Una ferita ancora aperta nell'opposizione. Per Carlo Calenda si è trattato "di una figura da imbecilli che domani bisogna evitare". La strategia si definirà meglio nelle prossime ore, anche perché dopo i contatti con i partiti, ci sono i passaggi interni ai gruppi. Italia Viva fa sapere che "in accordo con le opposizioni la scelta di Italia Viva è quella di non partecipare al voto per l'elezione del giudice della corte costituzionale". La linea, quindi, è quella di non partecipare al voto.
Sul come concretizzarla, però, le ipotesi sembrano due: rimanere fuori dall'Aula oppure entrare, ma senza ritirare la scheda per il voto. Questa seconda opzione risponderebbe alla necessità di mettere in evidenza "la gravità della scelta del governo di procedere a una forzatura eleggendosi da solo il giudice di un supremo organo di garanzia", come è stato sottolineato. Durante i colloqui a distanza fra gli ambasciatori dei partiti, infatti, è stata avanzata la proposta di intervenire in apertura di seduta per stigmatizzare la scelta dell'esecutivo.
Per niente entusiasta all'idea di rimane fuori dall'Aula, Calenda sottolinea che "non si può andare avanti continuamente sull'Aventino. Capisco la difficoltà perché la maggioranza non ha grande voglia di ascoltare, ma bisogna insistere. Ci sentiremo con le altre opposizioni e cercheremo una posizione comune".
Tutti fuori o non voto, dunque, sono i due poli fra i quali si muove il 'pendolino' delle opposizioni. Questo, sempre che il governo insista a perseguire la strada del "blitz". Angelo Bonelli di Avs rinnova "l'appello a Meloni affinché si fermi e avvii un confronto con le opposizioni, perché, in mancanza di dialogo, non parteciperemo alle votazioni". Tutti - da Pd ai Cinque Stelle passando per Avs, Iv, Più Europa ed Azione - si dicono convinti che la maggioranza abbia impresso una accelerazione all'elezione del giudice mancante per "accaparrarsi quella nomina".

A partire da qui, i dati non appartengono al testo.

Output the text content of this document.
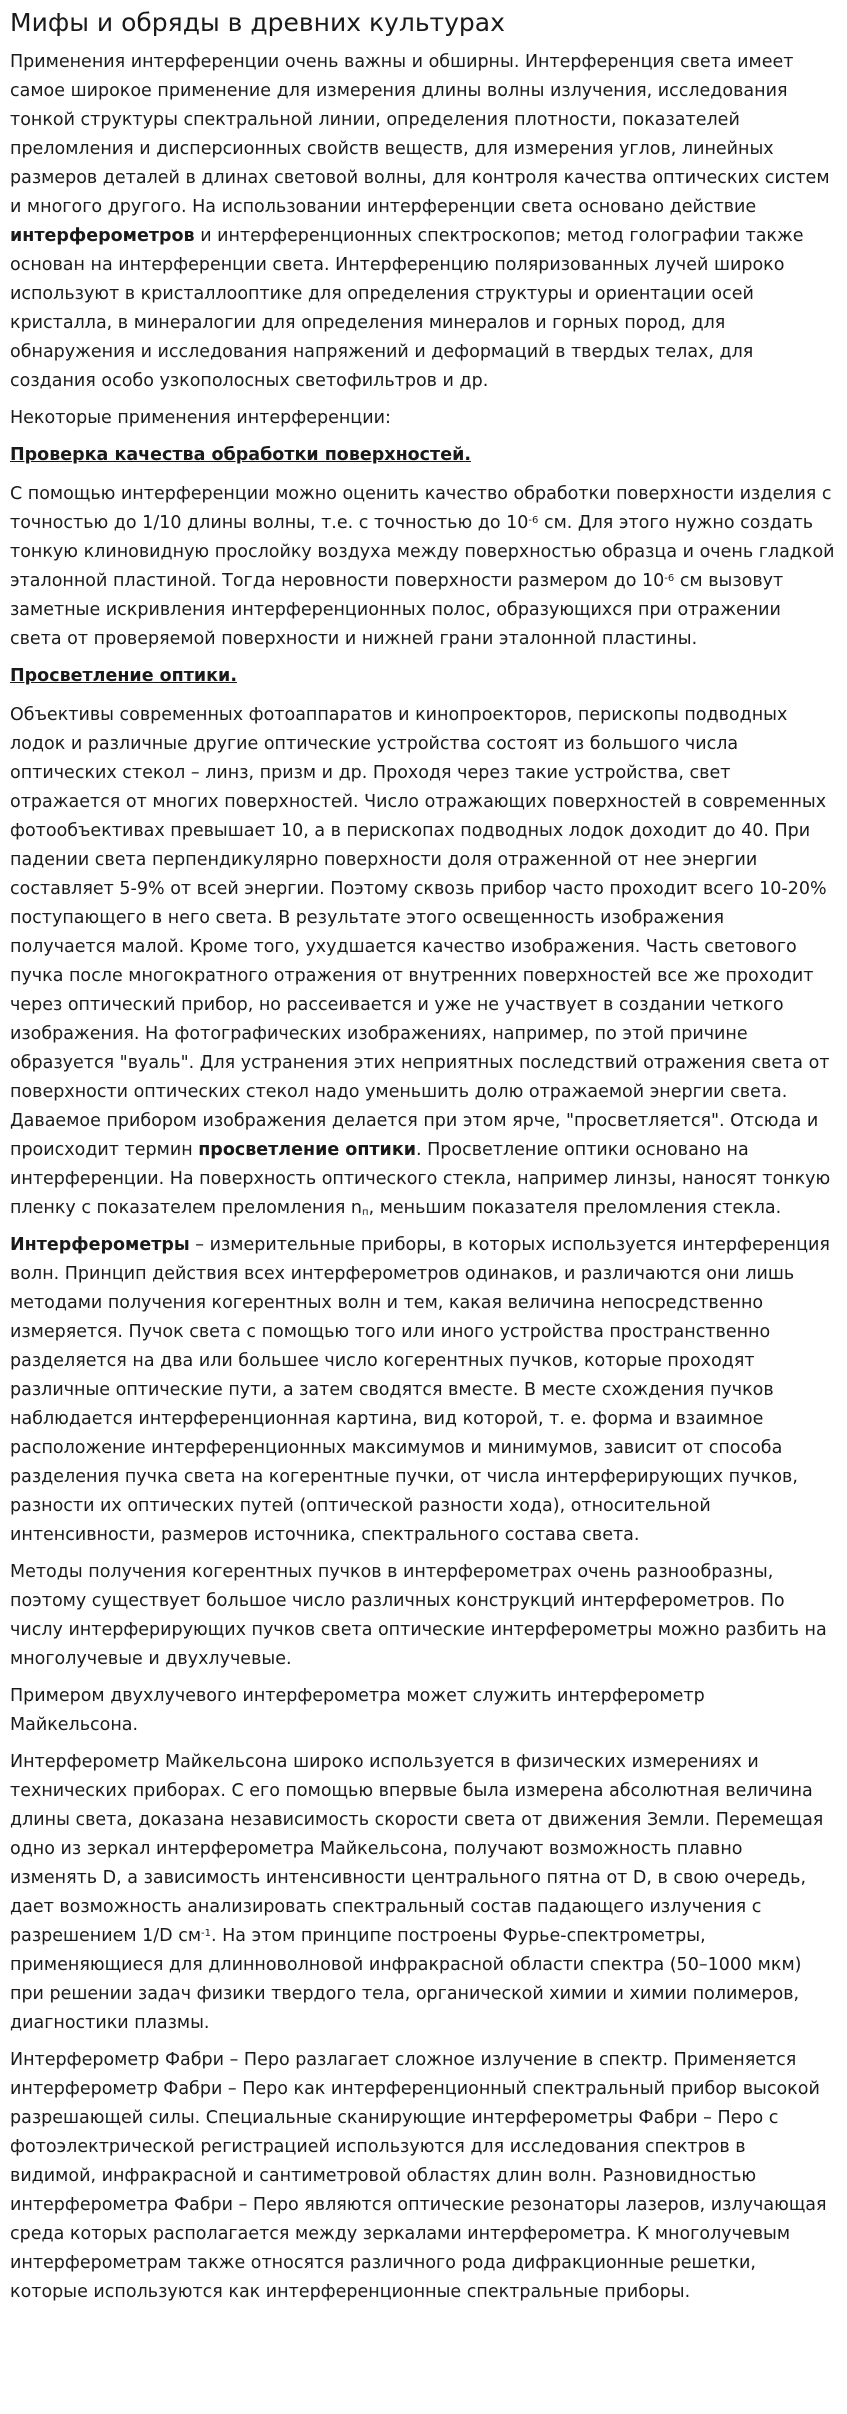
Мифы и обряды в древних культурах

Применения интерференции очень важны и обширны. Интерференция света имеет самое широкое применение для измерения длины волны излучения, исследования тонкой структуры спектральной линии, определения плотности, показателей преломления и дисперсионных свойств веществ, для измерения углов, линейных размеров деталей в длинах световой волны, для контроля качества оптических систем и многого другого. На использовании интерференции света основано действие интерферометров и интерференционных спектроскопов; метод голографии также основан на интерференции света. Интерференцию поляризованных лучей широко используют в кристаллооптике для определения структуры и ориентации осей кристалла, в минералогии для определения минералов и горных пород, для обнаружения и исследования напряжений и деформаций в твердых телах, для создания особо узкополосных светофильтров и др.

Некоторые применения интерференции:

Проверка качества обработки поверхностей.

С помощью интерференции можно оценить качество обработки поверхности изделия с точностью до 1/10 длины волны, т.е. с точностью до $10^{-6}$ см. Для этого нужно создать тонкую клиновидную прослойку воздуха между поверхностью образца и очень гладкой эталонной пластиной. Тогда неровности поверхности размером до $10^{-6}$ см вызовут заметные искривления интерференционных полос, образующихся при отражении света от проверяемой поверхности и нижней грани эталонной пластины.

Просветление оптики.

Объективы современных фотоаппаратов и кинопроекторов, перископы подводных лодок и различные другие оптические устройства состоят из большого числа оптических стекол – линз, призм и др. Проходя через такие устройства, свет отражается от многих поверхностей. Число отражающих поверхностей в современных фотообъективах превышает 10, а в перископах подводных лодок доходит до 40. При падении света перпендикулярно поверхности доля отраженной от нее энергии составляет 5-9% от всей энергии. Поэтому сквозь прибор часто проходит всего 10-20% поступающего в него света. В результате этого освещенность изображения получается малой. Кроме того, ухудшается качество изображения. Часть светового пучка после многократного отражения от внутренних поверхностей все же проходит через оптический прибор, но рассеивается и уже не участвует в создании четкого изображения. На фотографических изображениях, например, по этой причине образуется "вуаль". Для устранения этих неприятных последствий отражения света от поверхности оптических стекол надо уменьшить долю отражаемой энергии света. Даваемое прибором изображения делается при этом ярче, "просветляется". Отсюда и происходит термин просветление оптики. Просветление оптики основано на интерференции. На поверхность оптического стекла, например линзы, наносят тонкую пленку с показателем преломления $n_п$, меньшим показателя преломления стекла.

Интерферометры – измерительные приборы, в которых используется интерференция волн. Принцип действия всех интерферометров одинаков, и различаются они лишь методами получения когерентных волн и тем, какая величина непосредственно измеряется. Пучок света с помощью того или иного устройства пространственно разделяется на два или большее число когерентных пучков, которые проходят различные оптические пути, а затем сводятся вместе. В месте схождения пучков наблюдается интерференционная картина, вид которой, т. е. форма и взаимное расположение интерференционных максимумов и минимумов, зависит от способа разделения пучка света на когерентные пучки, от числа интерферирующих пучков, разности их оптических путей (оптической разности хода), относительной интенсивности, размеров источника, спектрального состава света.

Методы получения когерентных пучков в интерферометрах очень разнообразны, поэтому существует большое число различных конструкций интерферометров. По числу интерферирующих пучков света оптические интерферометры можно разбить на многолучевые и двухлучевые.

Примером двухлучевого интерферометра может служить интерферометр Майкельсона.

Интерферометр Майкельсона широко используется в физических измерениях и технических приборах. С его помощью впервые была измерена абсолютная величина длины света, доказана независимость скорости света от движения Земли. Перемещая одно из зеркал интерферометра Майкельсона, получают возможность плавно изменять D, а зависимость интенсивности центрального пятна от D, в свою очередь, дает возможность анализировать спектральный состав падающего излучения с разрешением 1/D $см^{-1}$. На этом принципе построены Фурье-спектрометры, применяющиеся для длинноволновой инфракрасной области спектра (50–1000 мкм) при решении задач физики твердого тела, органической химии и химии полимеров, диагностики плазмы.

Интерферометр Фабри – Перо разлагает сложное излучение в спектр. Применяется интерферометр Фабри – Перо как интерференционный спектральный прибор высокой разрешающей силы. Специальные сканирующие интерферометры Фабри – Перо с фотоэлектрической регистрацией используются для исследования спектров в видимой, инфракрасной и сантиметровой областях длин волн. Разновидностью интерферометра Фабри – Перо являются оптические резонаторы лазеров, излучающая среда которых располагается между зеркалами интерферометра. К многолучевым интерферометрам также относятся различного рода дифракционные решетки, которые используются как интерференционные спектральные приборы.
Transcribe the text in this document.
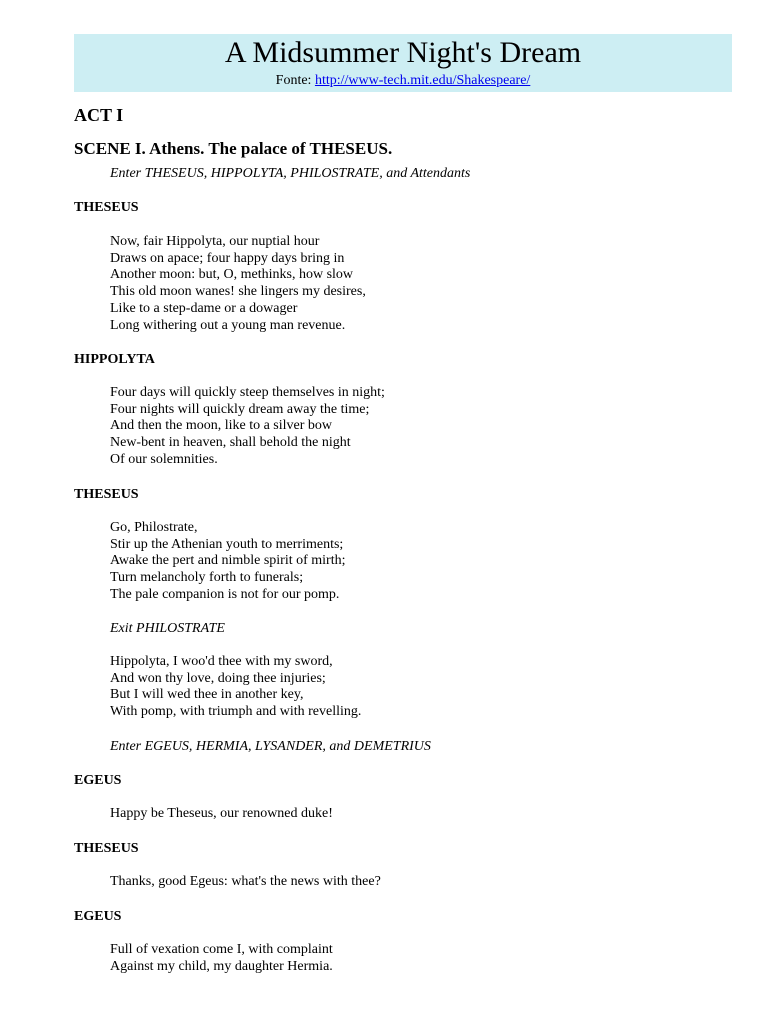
A Midsummer Night's Dream
Fonte: http://www-tech.mit.edu/Shakespeare/
ACT I
SCENE I. Athens. The palace of THESEUS.
Enter THESEUS, HIPPOLYTA, PHILOSTRATE, and Attendants
THESEUS
Now, fair Hippolyta, our nuptial hour
Draws on apace; four happy days bring in
Another moon: but, O, methinks, how slow
This old moon wanes! she lingers my desires,
Like to a step-dame or a dowager
Long withering out a young man revenue.
HIPPOLYTA
Four days will quickly steep themselves in night;
Four nights will quickly dream away the time;
And then the moon, like to a silver bow
New-bent in heaven, shall behold the night
Of our solemnities.
THESEUS
Go, Philostrate,
Stir up the Athenian youth to merriments;
Awake the pert and nimble spirit of mirth;
Turn melancholy forth to funerals;
The pale companion is not for our pomp.
Exit PHILOSTRATE
Hippolyta, I woo'd thee with my sword,
And won thy love, doing thee injuries;
But I will wed thee in another key,
With pomp, with triumph and with revelling.
Enter EGEUS, HERMIA, LYSANDER, and DEMETRIUS
EGEUS
Happy be Theseus, our renowned duke!
THESEUS
Thanks, good Egeus: what's the news with thee?
EGEUS
Full of vexation come I, with complaint
Against my child, my daughter Hermia.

Il nome individuato dalla maggioranza sarebbe quello di Francesco Saverio Marini, costituzionalista e consigliere giuridico di Palazzo Chigi. La fretta della maggioranza nell'arrivare al voto desta sospetti soprattutto fra i dem. Per il senatore Dario Parrini, infatti, "la destra esplicita la volontà, che non ha precedenti, di provare a consumare un colpo di mano sulla nomina di un giudice costituzionale. La Corte Costituzionale non è cosa della maggioranza. Arrivati a questo punto si è inevitabilmente indotti a pensare che il governo sia all'affannosa ricerca di scorciatoie per fermare il referendum" sull'autonomia "da cui è ogni giorno sempre più spaventato. Siamo dinanzi a un fatto molto grave".
Il ragionamento è che la raccolta di firme contro l'Autonomia differenziata, oltre 1 milione e 300 mila, abbia spaventato il governo che si vedrebbe indebolito da una massiccia partecipazione al referendum che portasse alla bocciatura della riforma. La "scorciatoia" di cui parla Parrini sarebbe, dunque, quella di far "bocciare" la riforma o parte di essa dalla Corte Costituzionale cosi' da disinnescare il referendum.